Basic authentication does not protect from man in the middle attacks, so lets add SSL to encrypt the communication.

Create a cert. Here in the demo, we are creating selfsigned certs, but in production you should skip this step and use your existing certificates (or get some from Lets Encrypt).

$ openssl req -x509 -nodes -days 365 -newkey rsa:2048 \
  -keyout /tmp/selfsigned.key -out /tmp/selfsigned.pem \
  -subj "/C=US/ST=CA/L=L/O=OrgName/OU=IT Department/"

Add cert to Kong

$ kong_admin_curl -X POST http://localhost:8001/certificates \
    -F "cert=$(cat /tmp/selfsigned.pem)" \
    -F "key=$(cat /tmp/selfsigned.key)" \
    -F ""

HTTP/1.1 201 Created

Put the cert in front OpenFaaS

$ kong_admin_curl -i -X POST http://localhost:8001/apis \
    -d "name=ssl-api" \
    -d "upstream_url=http://gateway:8080" \
    -d ""
HTTP/1.1 201 Created

Verify that the cert is now in use.
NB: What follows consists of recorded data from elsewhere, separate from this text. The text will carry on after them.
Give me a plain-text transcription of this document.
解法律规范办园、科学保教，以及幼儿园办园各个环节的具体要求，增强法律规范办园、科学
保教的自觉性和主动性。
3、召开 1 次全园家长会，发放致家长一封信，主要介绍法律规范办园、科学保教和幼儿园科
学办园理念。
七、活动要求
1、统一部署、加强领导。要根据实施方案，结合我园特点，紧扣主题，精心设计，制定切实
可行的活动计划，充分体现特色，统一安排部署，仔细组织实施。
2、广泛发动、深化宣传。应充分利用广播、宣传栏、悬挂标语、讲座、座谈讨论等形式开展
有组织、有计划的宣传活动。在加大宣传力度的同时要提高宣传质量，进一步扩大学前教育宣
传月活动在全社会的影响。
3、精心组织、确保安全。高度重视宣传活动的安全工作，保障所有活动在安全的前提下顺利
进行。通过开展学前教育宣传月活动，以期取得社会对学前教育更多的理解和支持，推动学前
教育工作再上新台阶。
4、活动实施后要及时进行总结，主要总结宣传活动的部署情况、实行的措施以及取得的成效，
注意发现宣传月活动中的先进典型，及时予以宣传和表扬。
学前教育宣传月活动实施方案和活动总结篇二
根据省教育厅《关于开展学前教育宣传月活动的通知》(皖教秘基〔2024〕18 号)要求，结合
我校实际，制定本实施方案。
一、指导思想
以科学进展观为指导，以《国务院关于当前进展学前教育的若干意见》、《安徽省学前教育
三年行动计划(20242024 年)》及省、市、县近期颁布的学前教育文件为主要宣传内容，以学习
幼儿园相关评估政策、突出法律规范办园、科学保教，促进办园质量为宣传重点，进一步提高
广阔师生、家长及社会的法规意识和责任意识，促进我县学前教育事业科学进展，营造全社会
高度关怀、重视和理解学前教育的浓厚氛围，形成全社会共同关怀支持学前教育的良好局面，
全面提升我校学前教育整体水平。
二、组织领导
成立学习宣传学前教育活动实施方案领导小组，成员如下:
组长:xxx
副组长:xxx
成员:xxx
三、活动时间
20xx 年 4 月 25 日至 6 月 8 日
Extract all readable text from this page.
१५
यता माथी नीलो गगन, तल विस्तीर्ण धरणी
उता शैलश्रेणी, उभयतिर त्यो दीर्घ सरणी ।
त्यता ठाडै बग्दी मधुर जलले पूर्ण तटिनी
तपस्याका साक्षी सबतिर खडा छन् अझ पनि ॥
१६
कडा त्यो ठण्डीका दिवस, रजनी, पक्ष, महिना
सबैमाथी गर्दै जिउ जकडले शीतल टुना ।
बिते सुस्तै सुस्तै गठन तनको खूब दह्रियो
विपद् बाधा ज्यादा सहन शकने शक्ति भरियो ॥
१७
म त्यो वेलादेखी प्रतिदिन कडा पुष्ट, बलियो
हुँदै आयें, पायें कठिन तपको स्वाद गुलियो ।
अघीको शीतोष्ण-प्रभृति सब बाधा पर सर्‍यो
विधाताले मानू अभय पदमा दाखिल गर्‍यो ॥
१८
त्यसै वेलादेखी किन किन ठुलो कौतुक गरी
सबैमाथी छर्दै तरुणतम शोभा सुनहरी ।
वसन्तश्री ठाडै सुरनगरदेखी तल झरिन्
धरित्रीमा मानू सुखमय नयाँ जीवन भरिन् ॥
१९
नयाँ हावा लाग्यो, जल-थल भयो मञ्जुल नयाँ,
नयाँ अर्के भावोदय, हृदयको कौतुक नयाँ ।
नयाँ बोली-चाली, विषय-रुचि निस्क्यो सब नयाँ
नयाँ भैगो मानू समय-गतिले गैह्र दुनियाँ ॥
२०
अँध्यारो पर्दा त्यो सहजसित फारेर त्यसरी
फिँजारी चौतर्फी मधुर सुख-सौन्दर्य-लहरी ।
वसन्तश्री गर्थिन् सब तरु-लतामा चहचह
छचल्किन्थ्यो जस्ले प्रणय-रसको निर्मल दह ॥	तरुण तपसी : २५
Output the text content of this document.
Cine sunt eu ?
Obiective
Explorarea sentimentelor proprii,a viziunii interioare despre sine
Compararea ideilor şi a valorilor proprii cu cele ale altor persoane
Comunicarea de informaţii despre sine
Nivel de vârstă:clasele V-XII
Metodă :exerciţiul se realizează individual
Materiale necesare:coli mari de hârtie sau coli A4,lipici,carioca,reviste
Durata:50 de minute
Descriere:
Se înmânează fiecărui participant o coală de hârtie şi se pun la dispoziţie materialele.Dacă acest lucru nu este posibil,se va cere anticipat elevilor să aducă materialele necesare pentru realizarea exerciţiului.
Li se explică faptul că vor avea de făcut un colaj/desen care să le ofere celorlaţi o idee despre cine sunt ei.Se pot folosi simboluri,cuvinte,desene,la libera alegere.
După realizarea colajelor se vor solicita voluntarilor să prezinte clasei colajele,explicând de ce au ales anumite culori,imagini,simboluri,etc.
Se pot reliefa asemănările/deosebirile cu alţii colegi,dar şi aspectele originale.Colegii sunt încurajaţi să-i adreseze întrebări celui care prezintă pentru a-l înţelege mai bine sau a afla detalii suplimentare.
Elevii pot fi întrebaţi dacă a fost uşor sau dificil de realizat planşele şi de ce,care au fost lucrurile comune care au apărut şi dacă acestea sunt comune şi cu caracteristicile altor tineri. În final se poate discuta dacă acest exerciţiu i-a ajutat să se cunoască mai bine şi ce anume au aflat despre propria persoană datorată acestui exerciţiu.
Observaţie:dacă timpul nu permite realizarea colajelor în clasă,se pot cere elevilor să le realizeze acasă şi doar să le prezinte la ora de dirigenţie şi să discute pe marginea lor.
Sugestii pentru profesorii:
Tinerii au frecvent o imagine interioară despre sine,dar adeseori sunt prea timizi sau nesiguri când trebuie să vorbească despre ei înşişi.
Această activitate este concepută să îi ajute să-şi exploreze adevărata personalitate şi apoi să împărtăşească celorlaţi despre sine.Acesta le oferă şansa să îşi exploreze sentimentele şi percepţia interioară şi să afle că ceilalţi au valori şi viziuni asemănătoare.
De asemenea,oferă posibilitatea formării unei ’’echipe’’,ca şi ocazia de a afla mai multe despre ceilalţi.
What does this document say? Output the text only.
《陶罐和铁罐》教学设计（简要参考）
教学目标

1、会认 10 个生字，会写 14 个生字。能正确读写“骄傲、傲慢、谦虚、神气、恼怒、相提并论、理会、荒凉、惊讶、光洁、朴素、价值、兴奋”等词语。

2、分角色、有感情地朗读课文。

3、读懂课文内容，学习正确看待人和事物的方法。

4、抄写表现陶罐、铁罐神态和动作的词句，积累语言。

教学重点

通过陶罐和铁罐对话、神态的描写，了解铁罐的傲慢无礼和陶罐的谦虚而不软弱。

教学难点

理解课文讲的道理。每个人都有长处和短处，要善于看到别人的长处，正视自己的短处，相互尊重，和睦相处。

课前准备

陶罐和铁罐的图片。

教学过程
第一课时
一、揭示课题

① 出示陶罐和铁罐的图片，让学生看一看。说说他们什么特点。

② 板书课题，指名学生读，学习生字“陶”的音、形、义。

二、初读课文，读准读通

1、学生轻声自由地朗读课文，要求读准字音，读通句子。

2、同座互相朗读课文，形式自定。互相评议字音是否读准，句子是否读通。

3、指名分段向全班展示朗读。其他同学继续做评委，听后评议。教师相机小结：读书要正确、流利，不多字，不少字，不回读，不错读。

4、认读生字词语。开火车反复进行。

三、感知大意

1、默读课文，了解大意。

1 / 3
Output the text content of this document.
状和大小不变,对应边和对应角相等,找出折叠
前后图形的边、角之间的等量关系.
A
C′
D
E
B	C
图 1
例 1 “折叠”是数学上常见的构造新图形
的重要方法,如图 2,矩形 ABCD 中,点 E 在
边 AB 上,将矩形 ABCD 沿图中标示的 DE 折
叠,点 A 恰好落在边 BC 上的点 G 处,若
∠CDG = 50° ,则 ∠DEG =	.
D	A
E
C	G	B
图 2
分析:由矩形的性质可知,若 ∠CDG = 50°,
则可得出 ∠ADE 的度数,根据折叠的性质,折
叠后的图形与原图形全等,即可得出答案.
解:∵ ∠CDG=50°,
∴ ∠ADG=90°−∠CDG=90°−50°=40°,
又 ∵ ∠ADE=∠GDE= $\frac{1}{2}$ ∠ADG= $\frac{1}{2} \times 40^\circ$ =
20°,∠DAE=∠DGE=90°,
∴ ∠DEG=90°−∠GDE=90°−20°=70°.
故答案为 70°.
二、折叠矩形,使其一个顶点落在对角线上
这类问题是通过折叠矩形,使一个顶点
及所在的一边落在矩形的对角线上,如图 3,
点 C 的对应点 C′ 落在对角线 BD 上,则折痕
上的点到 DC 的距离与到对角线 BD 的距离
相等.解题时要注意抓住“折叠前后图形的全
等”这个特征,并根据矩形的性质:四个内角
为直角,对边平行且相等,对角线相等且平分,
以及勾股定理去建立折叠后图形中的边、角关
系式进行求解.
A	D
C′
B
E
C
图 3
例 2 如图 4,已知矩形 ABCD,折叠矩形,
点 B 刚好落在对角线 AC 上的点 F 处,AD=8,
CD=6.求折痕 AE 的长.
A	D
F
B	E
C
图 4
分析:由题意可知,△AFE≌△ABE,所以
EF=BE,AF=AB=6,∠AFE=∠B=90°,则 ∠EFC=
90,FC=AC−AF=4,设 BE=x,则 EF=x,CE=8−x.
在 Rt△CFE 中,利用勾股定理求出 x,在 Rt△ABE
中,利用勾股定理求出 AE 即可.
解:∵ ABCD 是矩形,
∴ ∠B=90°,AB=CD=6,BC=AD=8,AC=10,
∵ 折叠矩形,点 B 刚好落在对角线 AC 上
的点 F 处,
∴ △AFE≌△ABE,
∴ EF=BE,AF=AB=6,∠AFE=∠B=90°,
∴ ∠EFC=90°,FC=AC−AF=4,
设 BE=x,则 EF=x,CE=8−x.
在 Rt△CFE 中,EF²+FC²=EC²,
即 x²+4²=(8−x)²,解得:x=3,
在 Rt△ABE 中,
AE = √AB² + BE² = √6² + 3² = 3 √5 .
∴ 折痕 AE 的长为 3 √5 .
Note the '-k' parameter is just here to work around the fact that we are using self signed certs.

$ curl -k https://localhost:8443/function/func_echoit \
  -d 'hello world' -H 'Host: '\
  -H 'Authorization: Basic YWxhZGRpbjpPcGVuU2VzYW1l'
hello world

Configure your firewall

Between OpenFaaS and Kong a lot of ports are exposed on your host machine. Most importantly you should hide port 8080 since that is where OpenFaaS's functions live which you were trying to secure in the first place. In the end it is best to only expose either 8000 or 8443 out of your network depending if you added SSL or not.

Another option concerning port 8000 is to expose both 8000 and 8443 and enable https_only which is used to notify clients to upgrade to https from http.